Most of us would probably rather not be called “consultants”. We’re designers and planners who come from various areas of the performing arts, event management, and architecture.
Which types of project do you find the most rewarding?
It varies from time-to-time depending on a number of factors. Renovation projects are on the top of my list at the moment. Fitting new technology in to historic finishes is a challenging and wonderful part of our work. We’re working on a Broadway theatre project at the moment which involves adding commercial space for retail as well as the renovation of the existing auditorium and support spaces. The theatre interior is landmarked, so we’re taking a very careful approach across all elements of the new systems.

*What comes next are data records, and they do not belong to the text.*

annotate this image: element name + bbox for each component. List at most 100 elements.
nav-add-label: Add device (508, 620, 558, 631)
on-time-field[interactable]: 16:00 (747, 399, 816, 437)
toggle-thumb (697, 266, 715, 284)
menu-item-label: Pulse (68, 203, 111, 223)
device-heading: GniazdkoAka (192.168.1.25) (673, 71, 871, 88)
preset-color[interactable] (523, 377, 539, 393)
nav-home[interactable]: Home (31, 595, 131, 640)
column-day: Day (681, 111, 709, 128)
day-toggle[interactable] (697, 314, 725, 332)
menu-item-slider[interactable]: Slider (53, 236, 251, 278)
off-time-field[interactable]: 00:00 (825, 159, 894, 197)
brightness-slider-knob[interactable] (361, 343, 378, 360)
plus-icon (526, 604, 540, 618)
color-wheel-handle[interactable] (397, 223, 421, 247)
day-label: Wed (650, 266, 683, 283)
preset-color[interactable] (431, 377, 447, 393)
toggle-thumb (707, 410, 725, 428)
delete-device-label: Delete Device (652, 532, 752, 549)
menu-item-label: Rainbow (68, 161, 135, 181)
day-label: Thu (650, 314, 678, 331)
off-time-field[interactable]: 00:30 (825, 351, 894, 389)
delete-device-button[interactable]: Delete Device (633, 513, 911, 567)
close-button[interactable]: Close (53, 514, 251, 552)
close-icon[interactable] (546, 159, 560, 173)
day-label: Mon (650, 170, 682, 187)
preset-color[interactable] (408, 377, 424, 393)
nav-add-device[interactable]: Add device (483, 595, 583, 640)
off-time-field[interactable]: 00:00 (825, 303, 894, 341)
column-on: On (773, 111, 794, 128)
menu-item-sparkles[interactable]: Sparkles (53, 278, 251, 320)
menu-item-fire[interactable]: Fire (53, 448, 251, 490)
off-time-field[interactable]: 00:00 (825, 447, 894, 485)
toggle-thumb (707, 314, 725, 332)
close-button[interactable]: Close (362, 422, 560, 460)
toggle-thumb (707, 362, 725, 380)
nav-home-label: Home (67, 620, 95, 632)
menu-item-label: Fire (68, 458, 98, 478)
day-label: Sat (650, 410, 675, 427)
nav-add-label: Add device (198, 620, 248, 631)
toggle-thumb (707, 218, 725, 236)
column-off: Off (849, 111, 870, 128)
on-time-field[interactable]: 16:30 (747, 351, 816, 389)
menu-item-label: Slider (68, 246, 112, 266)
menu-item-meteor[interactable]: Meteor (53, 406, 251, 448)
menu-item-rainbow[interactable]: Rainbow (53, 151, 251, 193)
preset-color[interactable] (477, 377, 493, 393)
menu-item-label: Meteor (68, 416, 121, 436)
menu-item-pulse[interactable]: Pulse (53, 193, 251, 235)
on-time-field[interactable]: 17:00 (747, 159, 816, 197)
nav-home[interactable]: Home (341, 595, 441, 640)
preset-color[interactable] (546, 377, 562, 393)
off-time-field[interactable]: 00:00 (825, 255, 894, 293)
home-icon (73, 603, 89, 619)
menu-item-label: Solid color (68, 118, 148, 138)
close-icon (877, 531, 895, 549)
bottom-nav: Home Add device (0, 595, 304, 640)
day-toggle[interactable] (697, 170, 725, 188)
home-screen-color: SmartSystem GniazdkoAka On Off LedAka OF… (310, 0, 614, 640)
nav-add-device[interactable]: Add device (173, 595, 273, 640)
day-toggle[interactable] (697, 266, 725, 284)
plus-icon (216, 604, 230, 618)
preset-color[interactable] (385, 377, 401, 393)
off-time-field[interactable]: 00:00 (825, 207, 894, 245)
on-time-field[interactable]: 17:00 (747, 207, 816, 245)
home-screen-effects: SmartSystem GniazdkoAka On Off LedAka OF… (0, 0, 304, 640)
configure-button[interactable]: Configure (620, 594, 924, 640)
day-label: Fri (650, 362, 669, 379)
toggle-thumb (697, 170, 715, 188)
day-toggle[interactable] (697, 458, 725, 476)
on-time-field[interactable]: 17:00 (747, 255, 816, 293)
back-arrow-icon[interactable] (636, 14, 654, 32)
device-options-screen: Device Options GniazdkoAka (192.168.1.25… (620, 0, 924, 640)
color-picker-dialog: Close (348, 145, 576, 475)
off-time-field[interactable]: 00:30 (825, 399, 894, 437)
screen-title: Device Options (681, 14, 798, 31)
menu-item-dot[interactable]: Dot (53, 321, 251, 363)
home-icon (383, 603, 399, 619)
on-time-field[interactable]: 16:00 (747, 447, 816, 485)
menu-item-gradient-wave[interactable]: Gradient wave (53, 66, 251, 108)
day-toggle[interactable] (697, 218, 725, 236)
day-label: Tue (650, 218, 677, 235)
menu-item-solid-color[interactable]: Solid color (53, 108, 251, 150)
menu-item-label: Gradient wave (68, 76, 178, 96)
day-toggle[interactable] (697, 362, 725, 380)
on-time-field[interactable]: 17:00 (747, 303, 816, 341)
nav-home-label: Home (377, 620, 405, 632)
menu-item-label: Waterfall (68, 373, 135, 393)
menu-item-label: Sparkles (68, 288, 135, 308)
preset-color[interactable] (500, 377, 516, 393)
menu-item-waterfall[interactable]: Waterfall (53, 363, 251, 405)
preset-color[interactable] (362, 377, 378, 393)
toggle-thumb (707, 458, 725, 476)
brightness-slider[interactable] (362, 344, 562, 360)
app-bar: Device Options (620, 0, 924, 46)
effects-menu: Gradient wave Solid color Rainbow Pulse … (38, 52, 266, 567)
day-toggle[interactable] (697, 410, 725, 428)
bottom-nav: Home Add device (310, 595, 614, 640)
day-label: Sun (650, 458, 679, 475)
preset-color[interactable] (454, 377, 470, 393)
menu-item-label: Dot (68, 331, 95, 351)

When complete, the space will remain a 1920s theatre, equipped with the latest in fiber optic lighting control networks.
Which of your projects have you found most satisfying, and why?
Silver Hall for Case Western University, Klarman Hall and HBS Studios for Harvard Business School, Wall Street Theatre in Norwalk, CT, and Jio World Centre in Mumbai. These projects all faced significant challenges and required creative solutions to meet the client’s objectives.
How do you keep yourself appraised of new technology and potential solutions?
Reading trade magazines, attending trade shows, and asking manufacturers to share R&D efforts.
How has clients’ awareness of LED lighting technology changed in recent years?
LEDs are now ubiquitous. All house lighting and work lighting is LED. Some clients want the ability to use incandescent stage lights, but that list grows shorter with each improvement in the technology. The quality of LED lighting performance can vary significantly and not simply based on price: higher-priced fixtures do not always yield better results. We recommend and organize tests for house lights and live comparisons for stage lights.
What are the biggest changes you’ve witnessed in equipment & system specifications in recent years?
The decline of the dimmer rack and the switch to a more rational electrical distribution. Just a few years ago we would specify hundreds of circuits for even very small theatres. We can now specify about one-third the number of circuits utilizing LED or distributed dimming models.
How important is it for you to have a close working relationship with the equipment manufacturer’s representatives?
Very important. We rely on the manufacturer’s representatives from the design phases of the project through construction and owner training. This relationship is critical for a successful installation and a satisfied client.
Solutions-wise, what is missing in the marketplace? What would you most like to see from manufacturers?
Graphic controls for automated lighting. PoE architectural lighting systems. Convection cooled stage lighting.